Frequently Asked Questions

These Q&A summaries are AI-generated from the video transcript and may not reflect my exact wording. Watch the video for the full context.

What has been my overall experience using AI agent mode in VS Code and Cursor for software refactoring?
My experience with AI agent mode in VS Code and Cursor has been lackluster so far. While it shows promise and can handle some parts of the refactoring, it often misses many spots that need changes and sometimes produces code that doesn't compile. I find myself spending a lot of time reviewing and fixing the AI-generated code, which makes it less efficient than doing the work myself.

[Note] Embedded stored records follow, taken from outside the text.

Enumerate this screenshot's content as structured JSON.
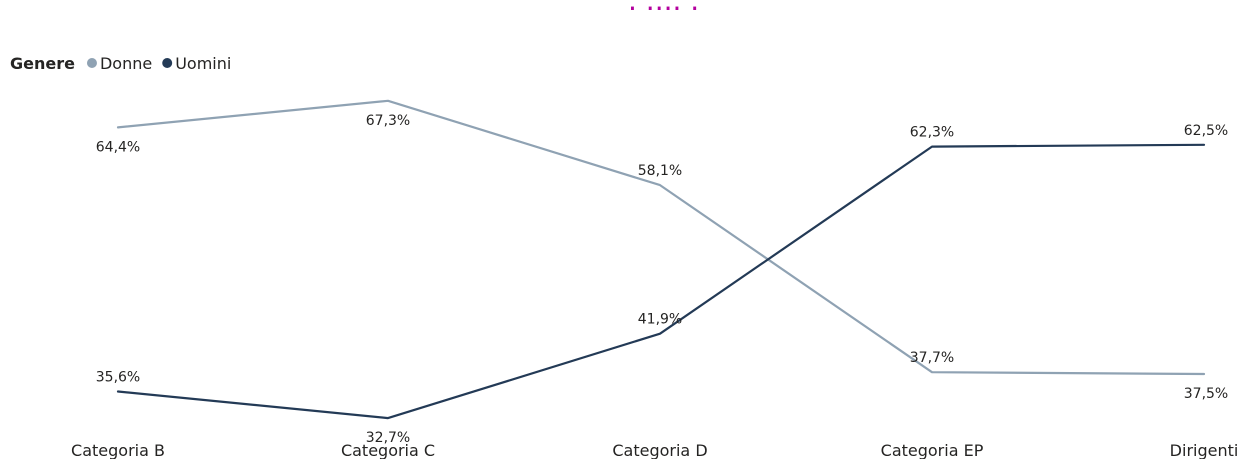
{
  "chart_data": {
    "type": "line",
    "categories": [
      "Categoria B",
      "Categoria C",
      "Categoria D",
      "Categoria EP",
      "Dirigenti"
    ],
    "legend": {
      "title": "Genere",
      "placement": "top-left"
    },
    "series": [
      {
        "name": "Donne",
        "color": "#8fa2b3",
        "values": [
          64.4,
          67.3,
          58.1,
          37.7,
          37.5
        ],
        "labels": [
          "64,4%",
          "67,3%",
          "58,1%",
          "37,7%",
          "37,5%"
        ]
      },
      {
        "name": "Uomini",
        "color": "#233a56",
        "values": [
          35.6,
          32.7,
          41.9,
          62.3,
          62.5
        ],
        "labels": [
          "35,6%",
          "32,7%",
          "41,9%",
          "62,3%",
          "62,5%"
        ]
      }
    ],
    "ylim": [
      29,
      70
    ],
    "grid": false
  }
}
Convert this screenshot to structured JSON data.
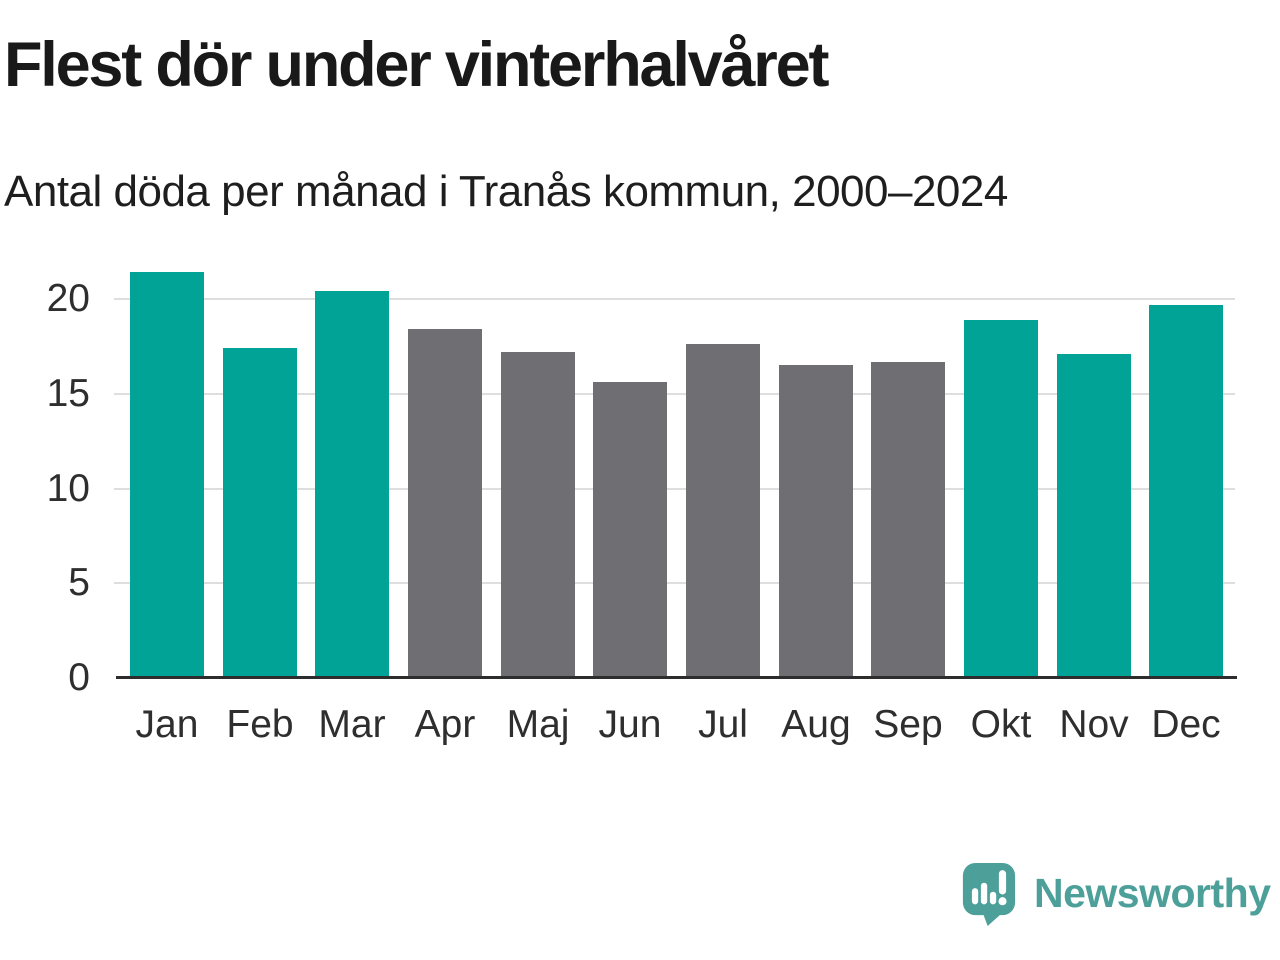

How do I use AI agents to help with tedious and repetitive coding tasks?
I use AI agents to help with monotonous and repetitive tasks that I don't enjoy but need to get done, such as refactoring similar patterns across multiple plugins. I explain the pattern and provide an example to the AI, then ask it to apply the changes to other parts of the codebase. Although the AI can start the work and touch many spots, I still have to carefully review and fix issues it misses or incorrectly modifies.
What challenges do I face when prompting AI agents to perform code refactoring?
One challenge is that even when I provide detailed prompts, including git diffs and working examples, the AI often fails to apply the refactor completely or correctly. It sometimes deletes important code or makes changes that cause compilation errors. Additionally, the AI may claim the code compiles when it clearly does not, which requires me to manually verify and fix the output. Learning to prompt more effectively is necessary to improve results.